The discovery of TDP‐43 CTF [3] was followed by evidence that these fragments were toxic in vitro [25] and could be responsible for motor neuron degeneration. Indeed, a spectrum of insoluble TDP‐43 species has been described correlating with pathological subtype and even disease severity [30]: frontotemporal lobar degeneration or FTLD type TDP‐C [31] is associated with very dense TDP‐43 aggregates as compared to TDP‐43 extracted from FTLD‐TDP‐A or ALS. Our report represents a novel contribution to the understanding of the molecular pathogenesis of TDP‐43‐associated neurodegeneration. We have discovered a distinct TDP‐43 fragmentation pattern, including a number of high molecular weight N‐terminal protein fragment species, which suggests that fragments other than C‐terminal fragments may have a role in the pathophysiology of ALS. Biophysical variability in insoluble TDP‐43 species has been previously described and correlated with cellular toxicity and even disease severity [30]. The present report suggests further diversity in insoluble TDP‐43 species which will inform future translational research.
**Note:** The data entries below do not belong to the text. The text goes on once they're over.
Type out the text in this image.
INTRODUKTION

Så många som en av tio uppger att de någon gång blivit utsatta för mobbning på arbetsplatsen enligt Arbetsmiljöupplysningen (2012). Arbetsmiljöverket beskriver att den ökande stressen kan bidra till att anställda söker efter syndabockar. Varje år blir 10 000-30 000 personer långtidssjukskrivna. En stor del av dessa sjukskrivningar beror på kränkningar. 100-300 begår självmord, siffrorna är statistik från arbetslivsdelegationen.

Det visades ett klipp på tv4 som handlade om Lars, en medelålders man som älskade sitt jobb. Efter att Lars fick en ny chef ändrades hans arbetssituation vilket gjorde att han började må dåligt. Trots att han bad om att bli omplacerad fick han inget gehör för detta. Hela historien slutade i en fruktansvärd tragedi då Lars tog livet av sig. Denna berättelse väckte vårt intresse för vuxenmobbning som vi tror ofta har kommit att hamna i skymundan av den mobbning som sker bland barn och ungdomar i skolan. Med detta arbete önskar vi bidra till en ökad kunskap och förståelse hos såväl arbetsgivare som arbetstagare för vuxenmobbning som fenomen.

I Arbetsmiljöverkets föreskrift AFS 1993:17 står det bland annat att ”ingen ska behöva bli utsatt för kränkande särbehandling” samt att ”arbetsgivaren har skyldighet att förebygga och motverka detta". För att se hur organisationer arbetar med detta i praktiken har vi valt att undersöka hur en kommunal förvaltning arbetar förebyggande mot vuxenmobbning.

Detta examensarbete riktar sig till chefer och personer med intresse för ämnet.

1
It should be noted that we tested TDP‐43 fragmentation in motor cortex tissue for consistency with our previous work [19]. However, in this case the motor cortex was devoid of classical TDP‐43 pathology. Analysis of samples from members of the reported kindred showed that the Y374X truncated protein was expressed both in cultured fibroblasts and in central nervous system tissue, and in both the soluble and insoluble fractions. Quantification of the amount of TDP‐43 protein in both fibroblasts and frontal cortex tissue showed that the total amount of TDP‐43 protein was reduced in ALS patients compared to controls. To investigate the function of TDP‐43 we applied direct and indirect measures of TDP‐43 splicing within motor cortex tissue. Crucially, the indirect measure consisted of quantification of STMN2 and UNC13A expression; reduced expression of these proteins is linked to reduced nuclear TDP‐43 function and to the rate of ALS progression [9, 10]. In all measures TDP‐43 function was reduced in the presence of Y374X despite the absence of classical TDP‐43 pathology. We suggest therefore that TDP‐43‐positive cytoplasmic inclusions are not necessary to initiate disease pathophysiology although they may form later as evidenced by the presence of these inclusions within lower motor neurons from our patient.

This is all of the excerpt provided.